We agree and recognize what research articles concluded regarding the impact of EBMs on tax compliance, stating that “EBM machines alone cannot guarantee the expected compliance” [2]. They must be accompanied by additional significant effort, spending money on both the administration’s and taxpayer’s sides, and putting in place some EBM installation, support, and maintenance plan. Despite the tax administration’s best efforts, some taxpayers continue to provide receipts incorrectly, preventing the EBM from achieving its goal. Most recent research has concentrated on the impact of EBM on VAT revenues and compliance rather than on EBM reporting behavior by itself. Despite the fact that this is also critical for assessing the impact of EMBs.

As a result, we can confidently conclude that it is possible to automate the EBM compliance monitoring process and anticipate its future behavior, thereby improving tax compliance and limiting tax fraud. We clearly demonstrated how our proposed approach could potentially offer significant assistance much more than the existing approaches. We highlighted various crucial elements influencing reporting behavior and how our method can help. Finally, we believe that our approach can assist RRA in recovering money lost due to EBM non-reporting issues, which might potentially increase tax compliance, particularly VAT tax compliance.

6.3. Study Limitations

As stated in our research, we utilized a dataset that contained 10% of all available data. Although we are confident in the study and the model’s durability, having access to the entire dataset can improve the model’s robustness while limiting the possibility of model over-fitting. Furthermore, querying the complete dataset can be problematic due to RRA’s data policy and the volume of the EBM data. As a result, we were granted SDC data from 2013 to 2018 for experiment purposes only, which is no longer current at the time of writing of this article. Although this may not appear to be a very big issue, integrating current data may boost the model’s reliability in the case of live data forecasts. From this, we can draw a recommendation to the institutions that own the data to make the data available to researchers so that they can be used. This will help the institutions in return to design some policies and take some measures based on the facts from the data.

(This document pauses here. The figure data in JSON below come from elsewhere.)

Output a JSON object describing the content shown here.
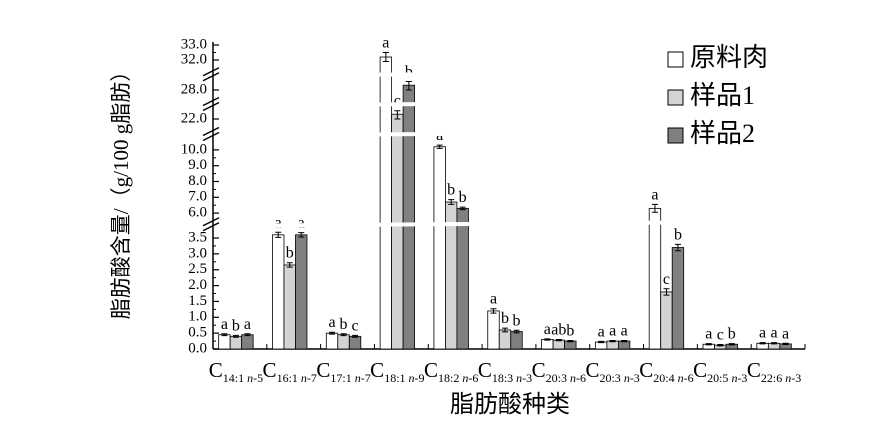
{
  "chart_data": {
    "type": "bar",
    "x_label": "脂肪酸种类",
    "y_label": "脂肪酸含量/（g/100 g脂肪）",
    "categories": [
      "C14:1 n-5",
      "C16:1 n-7",
      "C17:1 n-7",
      "C18:1 n-9",
      "C18:2 n-6",
      "C18:3 n-3",
      "C20:3 n-6",
      "C20:3 n-3",
      "C20:4 n-6",
      "C20:5 n-3",
      "C22:6 n-3"
    ],
    "series": [
      {
        "name": "原料肉",
        "color": "#ffffff",
        "values": [
          0.45,
          3.6,
          0.5,
          32.2,
          10.2,
          1.2,
          0.3,
          0.22,
          6.3,
          0.15,
          0.18
        ],
        "errors": [
          0.03,
          0.08,
          0.03,
          0.3,
          0.1,
          0.07,
          0.02,
          0.02,
          0.25,
          0.02,
          0.02
        ],
        "letters": [
          "a",
          "a",
          "a",
          "a",
          "a",
          "a",
          "a",
          "a",
          "a",
          "a",
          "a"
        ]
      },
      {
        "name": "样品1",
        "color": "#d3d3d3",
        "values": [
          0.4,
          2.65,
          0.45,
          22.3,
          6.7,
          0.6,
          0.28,
          0.25,
          1.8,
          0.12,
          0.18
        ],
        "errors": [
          0.03,
          0.07,
          0.03,
          0.3,
          0.15,
          0.06,
          0.02,
          0.02,
          0.1,
          0.02,
          0.02
        ],
        "letters": [
          "b",
          "b",
          "b",
          "c",
          "b",
          "b",
          "ab",
          "a",
          "c",
          "c",
          "a"
        ]
      },
      {
        "name": "样品2",
        "color": "#808080",
        "values": [
          0.45,
          3.6,
          0.4,
          28.3,
          6.3,
          0.55,
          0.25,
          0.25,
          3.2,
          0.15,
          0.16
        ],
        "errors": [
          0.03,
          0.07,
          0.03,
          0.3,
          0.08,
          0.04,
          0.02,
          0.02,
          0.1,
          0.02,
          0.02
        ],
        "letters": [
          "a",
          "a",
          "c",
          "b",
          "b",
          "b",
          "b",
          "a",
          "b",
          "b",
          "a"
        ]
      }
    ],
    "y_segments": [
      {
        "ylim": [
          0,
          3.8
        ],
        "yticks": [
          {
            "value": 0,
            "label": "0.0"
          },
          {
            "value": 0.5,
            "label": "0.5"
          },
          {
            "value": 1,
            "label": "1.0"
          },
          {
            "value": 1.5,
            "label": "1.5"
          },
          {
            "value": 2,
            "label": "2.0"
          },
          {
            "value": 2.5,
            "label": "2.5"
          },
          {
            "value": 3,
            "label": "3.0"
          },
          {
            "value": 3.5,
            "label": "3.5"
          }
        ]
      },
      {
        "ylim": [
          5.5,
          10.5
        ],
        "yticks": [
          {
            "value": 6,
            "label": "6.0"
          },
          {
            "value": 7,
            "label": "7.0"
          },
          {
            "value": 8,
            "label": "8.0"
          },
          {
            "value": 9,
            "label": "9.0"
          },
          {
            "value": 10,
            "label": "10.0"
          }
        ]
      },
      {
        "ylim": [
          21.5,
          22.5
        ],
        "yticks": [
          {
            "value": 22,
            "label": "22.0"
          }
        ]
      },
      {
        "ylim": [
          27.5,
          28.5
        ],
        "yticks": [
          {
            "value": 28,
            "label": "28.0"
          }
        ]
      },
      {
        "ylim": [
          31.5,
          33.2
        ],
        "yticks": [
          {
            "value": 32,
            "label": "32.0"
          },
          {
            "value": 33,
            "label": "33.0"
          }
        ]
      }
    ],
    "legend": "upper right"
  }
}
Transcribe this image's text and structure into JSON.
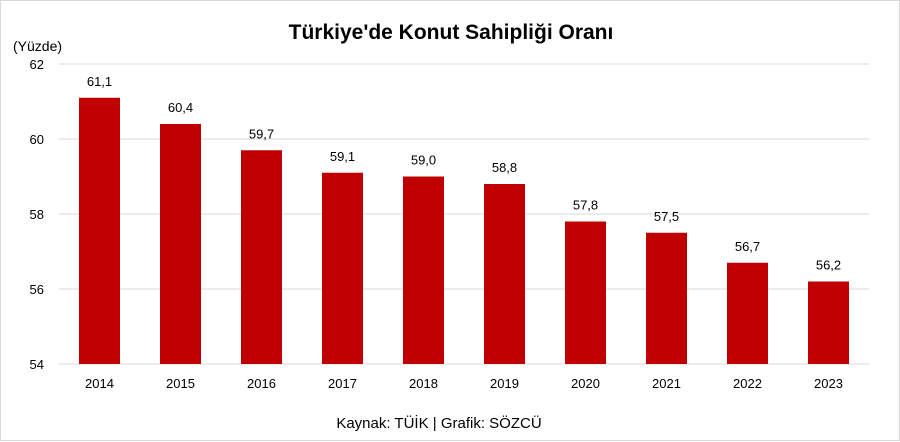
{
  "chart_data": {
    "type": "bar",
    "title": "Türkiye'de Konut Sahipliği Oranı",
    "y_unit_label": "(Yüzde)",
    "categories": [
      "2014",
      "2015",
      "2016",
      "2017",
      "2018",
      "2019",
      "2020",
      "2021",
      "2022",
      "2023"
    ],
    "values": [
      61.1,
      60.4,
      59.7,
      59.1,
      59.0,
      58.8,
      57.8,
      57.5,
      56.7,
      56.2
    ],
    "value_labels": [
      "61,1",
      "60,4",
      "59,7",
      "59,1",
      "59,0",
      "58,8",
      "57,8",
      "57,5",
      "56,7",
      "56,2"
    ],
    "ylim": [
      54,
      62
    ],
    "yticks": [
      54,
      56,
      58,
      60,
      62
    ],
    "grid": true,
    "legend": "none",
    "bar_color": "#c00000",
    "gridline_color": "#d9d9d9",
    "source": "Kaynak: TÜİK | Grafik: SÖZCÜ"
  }
}
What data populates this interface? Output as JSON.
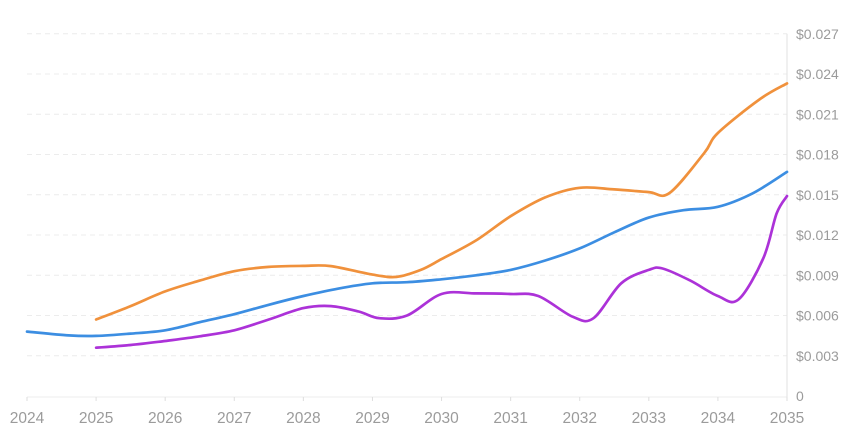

7. Conclusions and Future Work

In this paper, we investigated tree-based machine learning models to conduct an extensive tree-based machine learning analysis on 10% of the Rwanda Revenue Authority Electronic Billing Machine data (RRA). Several methods were compared, and the random forest was determined to be the most robust and effective for this study. With an overall importance of 8.13 percent, this study demonstrated that the EBM activation period was found to be one of the critical factors determining whether the EBM will report. Through well-defined research questions, the analysis of results, and constructive discussions, this paper presented how our approach could potentially provide RRA staff with a significant boost in their efforts to achieve the goal of EBMs’ timely monitoring to increase VAT compliance. This will also assist RRA in anticipating EBMs that are likely to stop reporting so that a follow-up can be conducted beforehand or taxpayers can be notified about the behavior of their EBMs. It will also provide a robust model to predict EBM non-reporting.

In the future, we plan to focus on implementing an automated dashboard to aid in fast, easy, and timely intervention while dealing with EBM reporting issues. It will also be beneficial to apply other machine learning models, not only tree-based but artificial neural networks, as well as deep learning techniques to the current data, to see whether the results can be improved by extracting the machine receipts data, such as goods that are being sold, to have an even more robust predicting ground model. It is also better to consider predicting EBM behavior change, such as from reporting to non-report and vice versa. Finally, it would be even better to deeply assess the specific problems of the EBM devices that affect their reporting and include such constraints in the model to increase the transparency in the process between the tax administration and the taxpayers.